En replongeant dans les archives, en exhumant des témoignages passés inaperçus, en relisant d'un regard neuf ceux déjà connus, Emmanuel de Waresquiel offre un récit brillant, rythmé par de courts chapitres qui se succèdent comme autant de scènes d'une Semaine sainte pour la République. L'auteur du remarquable Fouché (Fayard/Tallandier, 2014), vendu à près de 50 000 exemplaires, examine la période comme un entomologiste. Les petits détails, les phrases prononcées, les attitudes prennent soudain de l'importance. Cette semaine où la Révolution « trouve logiquement les raisons de sa dynamique et les risques de sa radicalité » est montrée vue par les députés et vue de Versailles. D'un côté comme de l'autre, l'unanimité n'est qu'une façade, reconstruite après les événements pour masquer les dissonances. Waresquiel montre bien la part de mythe dans l'histoire et comment les faits se reconstruisent en symboles. « Les débuts de la Révolution ressemblent à un règlement de compte trop longtemps différé. » Les choses s'emballent au point d'échapper aux protagonistes comme au roi et à ses ministres, qui courent après l'événement en croyant modifier sa trajectoire. La salle de bal des Menus Plaisirs à Versailles devient une salle fatale. Tout s'y joue le 17 juin. Le désordre l'emporte comme une sorte de mouvement brownien où se mêlent passions, haines, désespoirs et ambitions. « On a tout de même un peu le vertige à l'idée que la nation française est née au plus profond d'une nuit agitée, d'un idéal dont l'abstraction autorise toutes les doctrines d'interprétation. »
Il en est de même pour la recomposition de la scène du serment du Jeu de paume par David avec un Marat qui n'y était pas. « Le serment du 20 juin n'aurait jamais existé si les députés qui l'ont prêté n'avaient été pris d'un sentiment irraisonné de frousse universelle. La constitution qu'ils invoquent l'est d'abord pour leur propre défense. Ce n'est que plus tard qu'elle deviendra l'acte fondateur de la nation. » Le roi lui est à la chasse. « En quelques jours, il perd tout ce qui fonde son identité de roi : la dignité de sa couronne, sa souveraineté, le commandement, l'amour et le respect de ses sujets et même ses habitudes. » Son discours n'est plus audible, sa parole est vaine. Le roi et Necker ne peuvent que capituler.

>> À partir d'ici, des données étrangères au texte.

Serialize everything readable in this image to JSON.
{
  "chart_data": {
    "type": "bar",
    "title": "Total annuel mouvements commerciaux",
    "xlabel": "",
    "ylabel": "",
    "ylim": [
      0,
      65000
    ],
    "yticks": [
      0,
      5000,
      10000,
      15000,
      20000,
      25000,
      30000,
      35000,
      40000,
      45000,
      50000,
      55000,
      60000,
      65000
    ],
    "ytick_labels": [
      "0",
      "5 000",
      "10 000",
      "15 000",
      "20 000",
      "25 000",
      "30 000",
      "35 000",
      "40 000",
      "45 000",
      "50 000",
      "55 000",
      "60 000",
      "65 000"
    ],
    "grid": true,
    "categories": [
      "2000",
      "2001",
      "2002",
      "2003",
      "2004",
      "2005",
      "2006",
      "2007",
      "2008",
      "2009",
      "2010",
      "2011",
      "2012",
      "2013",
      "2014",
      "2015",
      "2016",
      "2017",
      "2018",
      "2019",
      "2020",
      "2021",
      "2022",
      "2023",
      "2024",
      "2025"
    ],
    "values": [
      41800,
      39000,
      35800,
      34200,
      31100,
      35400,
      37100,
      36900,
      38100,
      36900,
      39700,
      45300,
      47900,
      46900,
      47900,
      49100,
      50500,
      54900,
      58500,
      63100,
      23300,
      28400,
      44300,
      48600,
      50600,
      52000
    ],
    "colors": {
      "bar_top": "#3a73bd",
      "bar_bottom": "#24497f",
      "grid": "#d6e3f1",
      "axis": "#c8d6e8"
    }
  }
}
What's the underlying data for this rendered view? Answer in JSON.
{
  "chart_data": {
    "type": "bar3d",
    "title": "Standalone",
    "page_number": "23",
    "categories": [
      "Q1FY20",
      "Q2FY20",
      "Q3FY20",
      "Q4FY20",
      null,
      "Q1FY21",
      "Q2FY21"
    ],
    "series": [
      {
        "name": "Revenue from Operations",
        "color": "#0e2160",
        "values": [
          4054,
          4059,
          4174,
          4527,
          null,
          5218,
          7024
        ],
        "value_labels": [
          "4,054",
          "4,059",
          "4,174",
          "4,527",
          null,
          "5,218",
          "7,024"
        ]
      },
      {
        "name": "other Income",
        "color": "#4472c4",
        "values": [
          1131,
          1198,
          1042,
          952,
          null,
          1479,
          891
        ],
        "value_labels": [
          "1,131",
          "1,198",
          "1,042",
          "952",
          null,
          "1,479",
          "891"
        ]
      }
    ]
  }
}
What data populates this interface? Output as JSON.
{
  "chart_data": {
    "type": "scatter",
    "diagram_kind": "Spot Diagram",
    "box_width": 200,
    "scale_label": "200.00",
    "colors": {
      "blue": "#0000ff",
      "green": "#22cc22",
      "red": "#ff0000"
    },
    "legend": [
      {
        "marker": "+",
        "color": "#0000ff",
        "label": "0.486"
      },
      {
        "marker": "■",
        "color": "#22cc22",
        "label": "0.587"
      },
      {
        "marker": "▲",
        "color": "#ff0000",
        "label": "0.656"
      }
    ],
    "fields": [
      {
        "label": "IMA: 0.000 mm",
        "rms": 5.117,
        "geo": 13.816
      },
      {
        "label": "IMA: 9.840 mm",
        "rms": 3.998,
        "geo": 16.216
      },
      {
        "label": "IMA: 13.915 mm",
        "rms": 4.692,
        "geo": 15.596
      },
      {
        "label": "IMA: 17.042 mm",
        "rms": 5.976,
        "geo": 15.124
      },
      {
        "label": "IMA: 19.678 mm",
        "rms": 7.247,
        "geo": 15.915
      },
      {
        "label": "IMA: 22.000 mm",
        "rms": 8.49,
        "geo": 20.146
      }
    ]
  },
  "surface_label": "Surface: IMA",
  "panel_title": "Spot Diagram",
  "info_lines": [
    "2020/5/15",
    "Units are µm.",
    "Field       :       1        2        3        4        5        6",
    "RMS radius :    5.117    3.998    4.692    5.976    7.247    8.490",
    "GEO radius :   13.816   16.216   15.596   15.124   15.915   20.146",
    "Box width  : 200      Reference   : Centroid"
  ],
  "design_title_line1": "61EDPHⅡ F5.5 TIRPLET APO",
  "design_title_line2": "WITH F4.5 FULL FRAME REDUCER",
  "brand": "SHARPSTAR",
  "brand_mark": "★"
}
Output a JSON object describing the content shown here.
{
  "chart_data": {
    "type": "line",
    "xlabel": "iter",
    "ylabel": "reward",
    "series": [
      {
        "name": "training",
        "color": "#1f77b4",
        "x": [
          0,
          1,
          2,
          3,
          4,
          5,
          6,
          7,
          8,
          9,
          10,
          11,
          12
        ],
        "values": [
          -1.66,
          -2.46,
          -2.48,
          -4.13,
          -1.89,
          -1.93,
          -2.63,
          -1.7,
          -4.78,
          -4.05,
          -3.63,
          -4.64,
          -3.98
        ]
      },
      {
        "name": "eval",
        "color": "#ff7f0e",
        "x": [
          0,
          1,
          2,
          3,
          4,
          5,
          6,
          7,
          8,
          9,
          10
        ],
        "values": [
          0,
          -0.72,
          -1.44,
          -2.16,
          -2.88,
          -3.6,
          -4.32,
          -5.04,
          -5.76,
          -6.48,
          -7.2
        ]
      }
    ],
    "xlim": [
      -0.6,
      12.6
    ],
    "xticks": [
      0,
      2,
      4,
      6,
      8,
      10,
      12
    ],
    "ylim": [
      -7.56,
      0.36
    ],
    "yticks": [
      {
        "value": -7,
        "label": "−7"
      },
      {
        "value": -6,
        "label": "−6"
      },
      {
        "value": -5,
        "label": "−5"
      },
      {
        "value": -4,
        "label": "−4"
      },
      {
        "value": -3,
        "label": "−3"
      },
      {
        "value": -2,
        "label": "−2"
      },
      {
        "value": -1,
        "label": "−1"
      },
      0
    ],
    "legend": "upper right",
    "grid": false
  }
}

Pour Waresquiel, la Révolution est un bloc comme le soutenait Clemenceau, un bloc chu d'un désastre obscur aurait dit Mallarmé. « Je ne connais pas d'autres pays que la France qui, en si peu de temps, aient décidé que la nation existerait par elle-même. » En sept jours, mille ans de monarchie sont balayés d'un coup de dés que Waresquiel transforme en coup de maître.